Hacker News new | ask | show | jobs
by drdrey 3389 days ago
Off the top of my head:

* JVM bytecode is stack-based, whereas LLVM uses "infinite registers" in SSA form

* being in SSA form makes it convenient to consume in compiler passes, but comes with quirks that mean you don't really want to write in that style manually: the mind-bending phi instructions, definitions must dominate uses, simple ops like incrementing a variable really means creating a new variable, etc.

* JVM bytecode carries a lot of Java-level information, for instance if you have N classes with M methods each in source, you will typically find N classes with M methods in bytecode too. A lot of keywords in Java have an equivalent in bytecode (e.g. private, protected, public, switch, new...)
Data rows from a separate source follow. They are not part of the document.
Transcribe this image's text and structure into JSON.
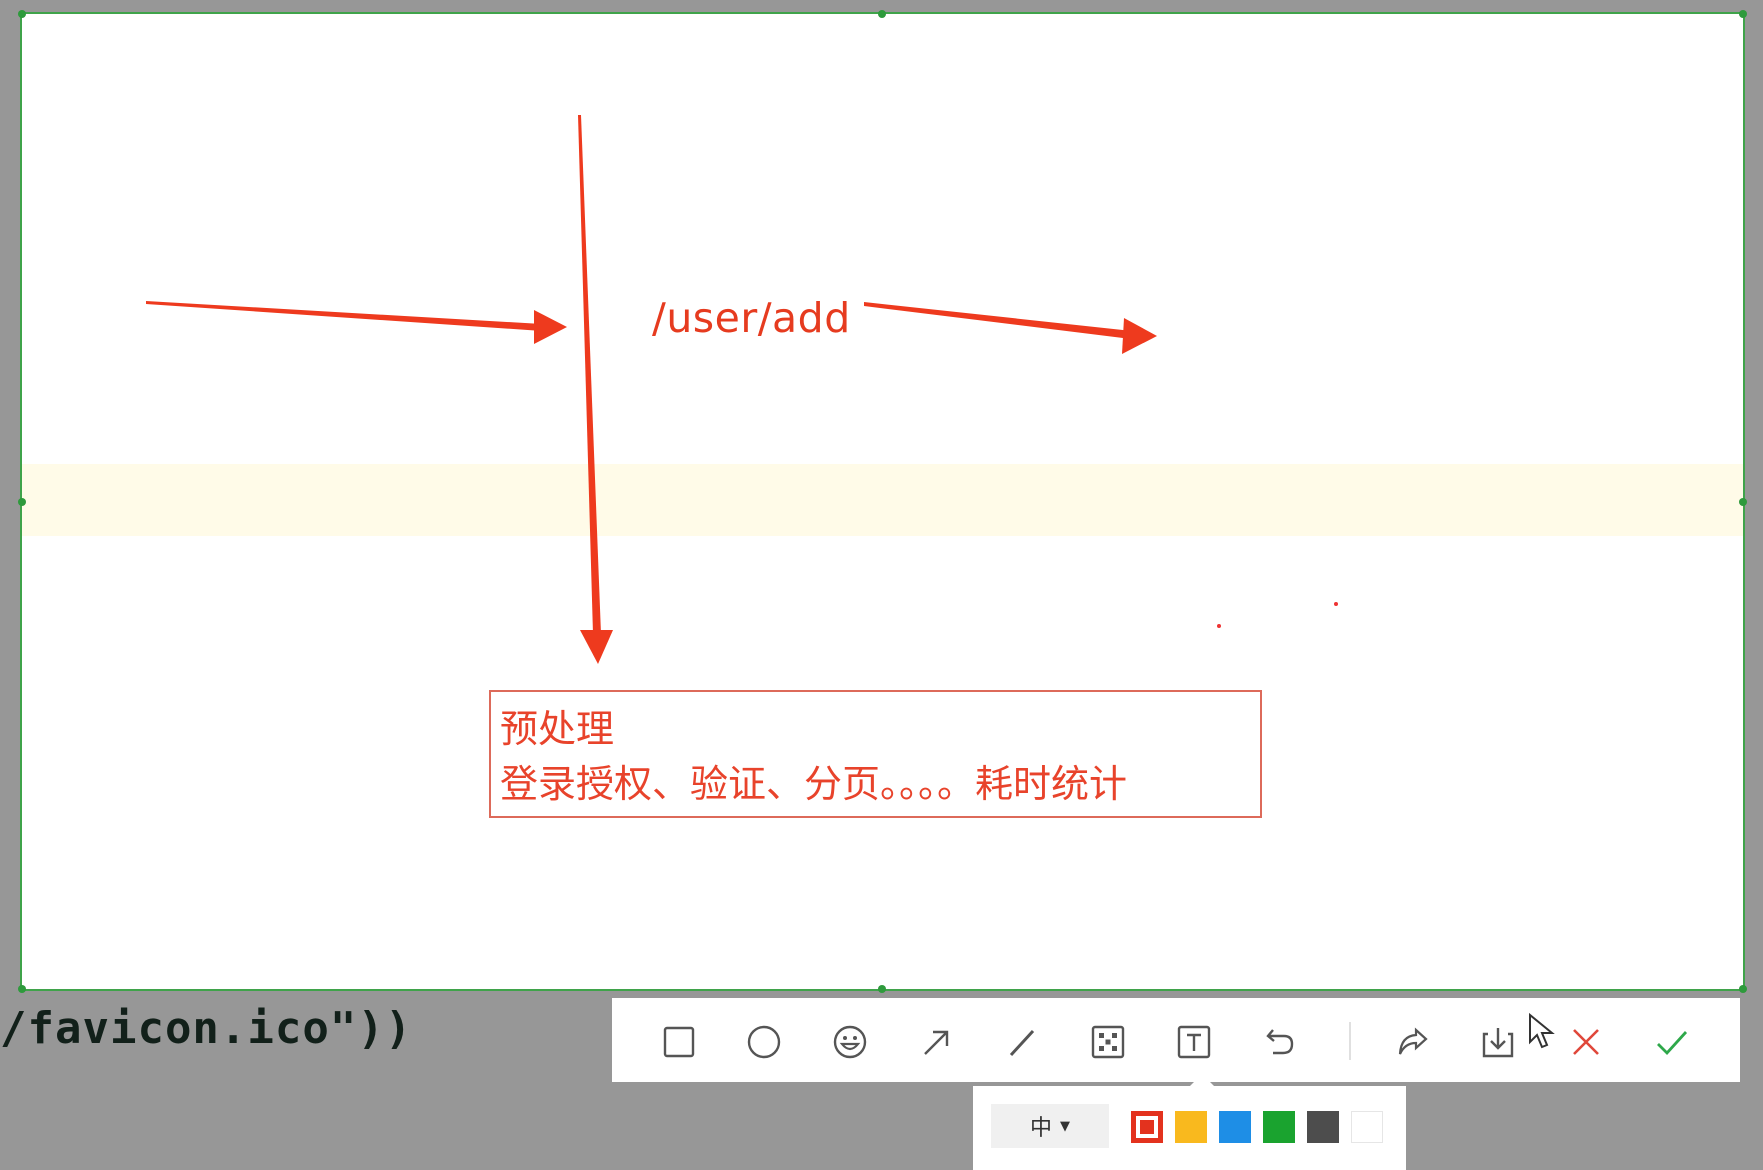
{
  "canvas": {
    "path_label": "/user/add",
    "box_line1": "预处理",
    "box_line2": "登录授权、验证、分页。。。。耗时统计"
  },
  "background_code": {
    "text": "/favicon.ico\"))"
  },
  "toolbar": {
    "tools": [
      {
        "name": "rectangle",
        "icon": "square-icon"
      },
      {
        "name": "ellipse",
        "icon": "circle-icon"
      },
      {
        "name": "emoji",
        "icon": "smiley-icon"
      },
      {
        "name": "arrow",
        "icon": "arrow-icon"
      },
      {
        "name": "line",
        "icon": "pen-line-icon"
      },
      {
        "name": "mosaic",
        "icon": "mosaic-icon"
      },
      {
        "name": "text",
        "icon": "text-icon"
      },
      {
        "name": "undo",
        "icon": "undo-icon"
      },
      {
        "name": "share",
        "icon": "share-icon"
      },
      {
        "name": "save",
        "icon": "download-icon"
      },
      {
        "name": "cancel",
        "icon": "close-icon"
      },
      {
        "name": "confirm",
        "icon": "check-icon"
      }
    ]
  },
  "subpanel": {
    "font_size": "中",
    "colors": [
      "#e3321e",
      "#f9b91e",
      "#1e8ee6",
      "#1aa32f",
      "#4d4d4d",
      "#ffffff"
    ],
    "selected_color": "#e3321e"
  },
  "accent_colors": {
    "annotation": "#ee3a1e",
    "selection_border": "#3fa34a"
  }
}
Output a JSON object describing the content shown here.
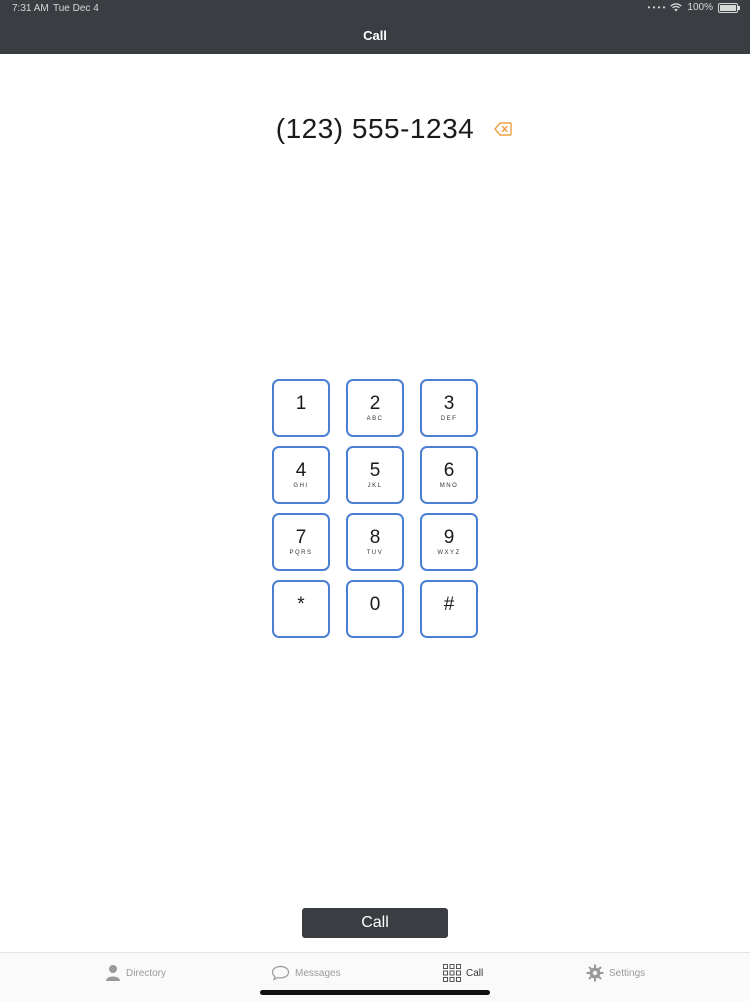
{
  "status_bar": {
    "time": "7:31 AM",
    "date": "Tue Dec 4",
    "battery": "100%"
  },
  "nav": {
    "title": "Call"
  },
  "dialer": {
    "number": "(123) 555-1234",
    "backspace_icon": "backspace-icon",
    "accent_color": "#f0a040"
  },
  "keypad": [
    {
      "digit": "1",
      "letters": ""
    },
    {
      "digit": "2",
      "letters": "ABC"
    },
    {
      "digit": "3",
      "letters": "DEF"
    },
    {
      "digit": "4",
      "letters": "GHI"
    },
    {
      "digit": "5",
      "letters": "JKL"
    },
    {
      "digit": "6",
      "letters": "MNO"
    },
    {
      "digit": "7",
      "letters": "PQRS"
    },
    {
      "digit": "8",
      "letters": "TUV"
    },
    {
      "digit": "9",
      "letters": "WXYZ"
    },
    {
      "digit": "*",
      "letters": ""
    },
    {
      "digit": "0",
      "letters": ""
    },
    {
      "digit": "#",
      "letters": ""
    }
  ],
  "key_border_color": "#4a7fd4",
  "call_button": {
    "label": "Call"
  },
  "tabs": [
    {
      "label": "Directory",
      "icon": "person-icon",
      "active": false
    },
    {
      "label": "Messages",
      "icon": "speech-bubble-icon",
      "active": false
    },
    {
      "label": "Call",
      "icon": "keypad-grid-icon",
      "active": true
    },
    {
      "label": "Settings",
      "icon": "gear-icon",
      "active": false
    }
  ]
}
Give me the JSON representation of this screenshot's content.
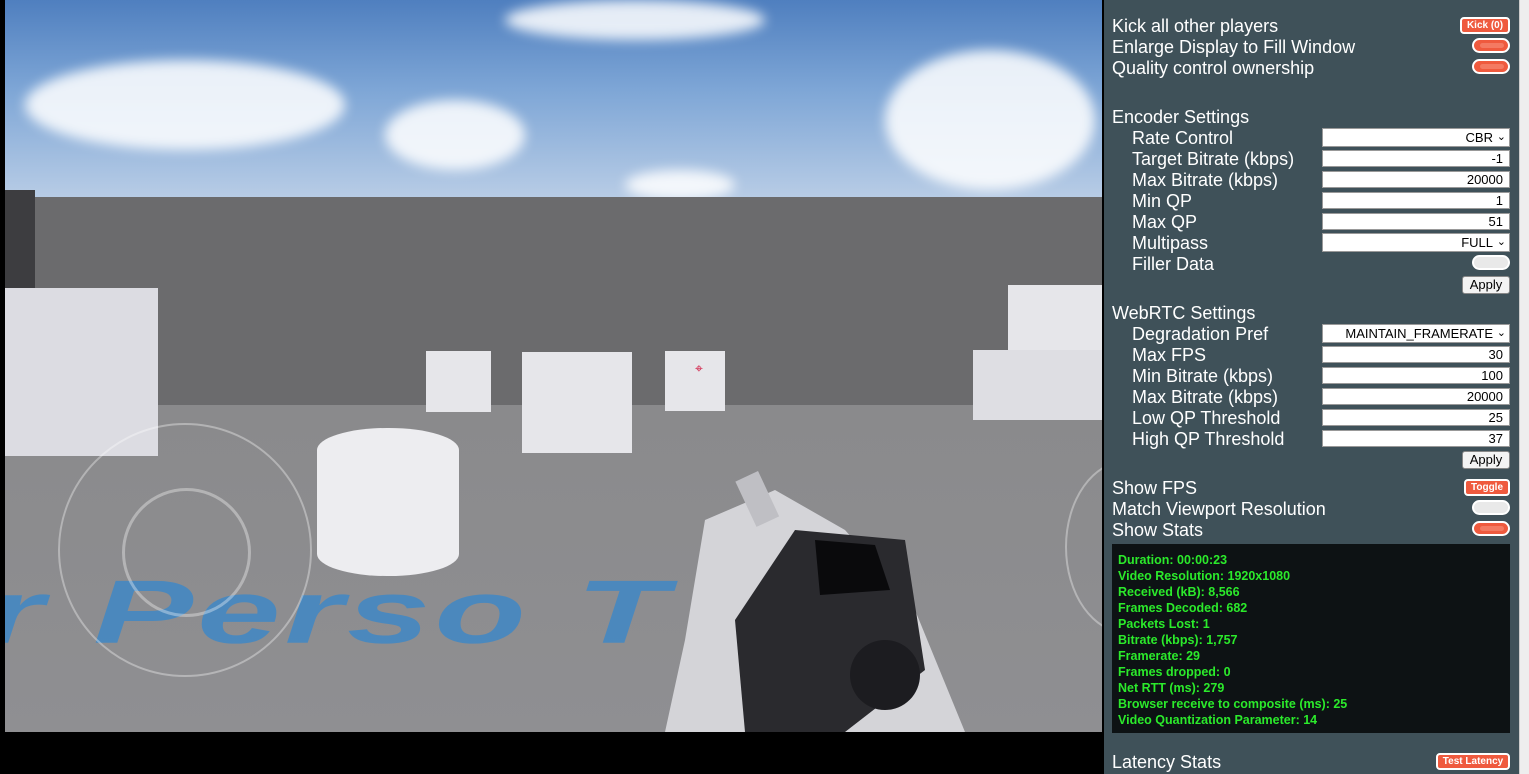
{
  "panel": {
    "kick_label": "Kick all other players",
    "kick_button": "Kick (0)",
    "enlarge_label": "Enlarge Display to Fill Window",
    "enlarge_on": true,
    "quality_label": "Quality control ownership",
    "quality_on": true,
    "encoder": {
      "title": "Encoder Settings",
      "rate_control_label": "Rate Control",
      "rate_control_value": "CBR",
      "target_bitrate_label": "Target Bitrate (kbps)",
      "target_bitrate_value": "-1",
      "max_bitrate_label": "Max Bitrate (kbps)",
      "max_bitrate_value": "20000",
      "min_qp_label": "Min QP",
      "min_qp_value": "1",
      "max_qp_label": "Max QP",
      "max_qp_value": "51",
      "multipass_label": "Multipass",
      "multipass_value": "FULL",
      "filler_label": "Filler Data",
      "filler_on": false,
      "apply_label": "Apply"
    },
    "webrtc": {
      "title": "WebRTC Settings",
      "degradation_label": "Degradation Pref",
      "degradation_value": "MAINTAIN_FRAMERATE",
      "max_fps_label": "Max FPS",
      "max_fps_value": "30",
      "min_bitrate_label": "Min Bitrate (kbps)",
      "min_bitrate_value": "100",
      "max_bitrate_label": "Max Bitrate (kbps)",
      "max_bitrate_value": "20000",
      "low_qp_label": "Low QP Threshold",
      "low_qp_value": "25",
      "high_qp_label": "High QP Threshold",
      "high_qp_value": "37",
      "apply_label": "Apply"
    },
    "show_fps_label": "Show FPS",
    "toggle_button": "Toggle",
    "match_viewport_label": "Match Viewport Resolution",
    "match_viewport_on": false,
    "show_stats_label": "Show Stats",
    "show_stats_on": true,
    "stats": [
      "Duration: 00:00:23",
      "Video Resolution: 1920x1080",
      "Received (kB): 8,566",
      "Frames Decoded: 682",
      "Packets Lost: 1",
      "Bitrate (kbps): 1,757",
      "Framerate: 29",
      "Frames dropped: 0",
      "Net RTT (ms): 279",
      "Browser receive to composite (ms): 25",
      "Video Quantization Parameter: 14"
    ],
    "latency_label": "Latency Stats",
    "test_latency_button": "Test Latency"
  },
  "game": {
    "floor_text": "r Perso   T",
    "crosshair": "⌖"
  }
}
* in contrast, LLVM IR feels closer to C (it only knows about globals, arrays, structs and functions). It exposes lower level constructs like vector instructions, intrinsics like memcpy

* JVM bytecode is well specified: anyone armed with the pdf [1] can implement a full JVM. LLVM IR is somewhat loosely defined and evolves based on the needs of the various targets

* JVM bytecode is truly portable, whereas target ABI details leak into LLVM IR. A biggie is 32 bit vs 64 bit LLVM IR.

[1] https://docs.oracle.com/javase/specs/jvms/se8/jvms8.pdf

1 comments

> JVM bytecode is truly portable, whereas target ABI details leak into LLVM IR. A biggie is 32 bit vs 64 bit LLVM IR.

From a few LLVM meetings and Apple's work on bitcode packaging, I think there is some work to make LLVM IR actually architecture independent.

PNaCl is noteworthy here too, insofar as its IR is very much based on LLVM IR (but portable and stable).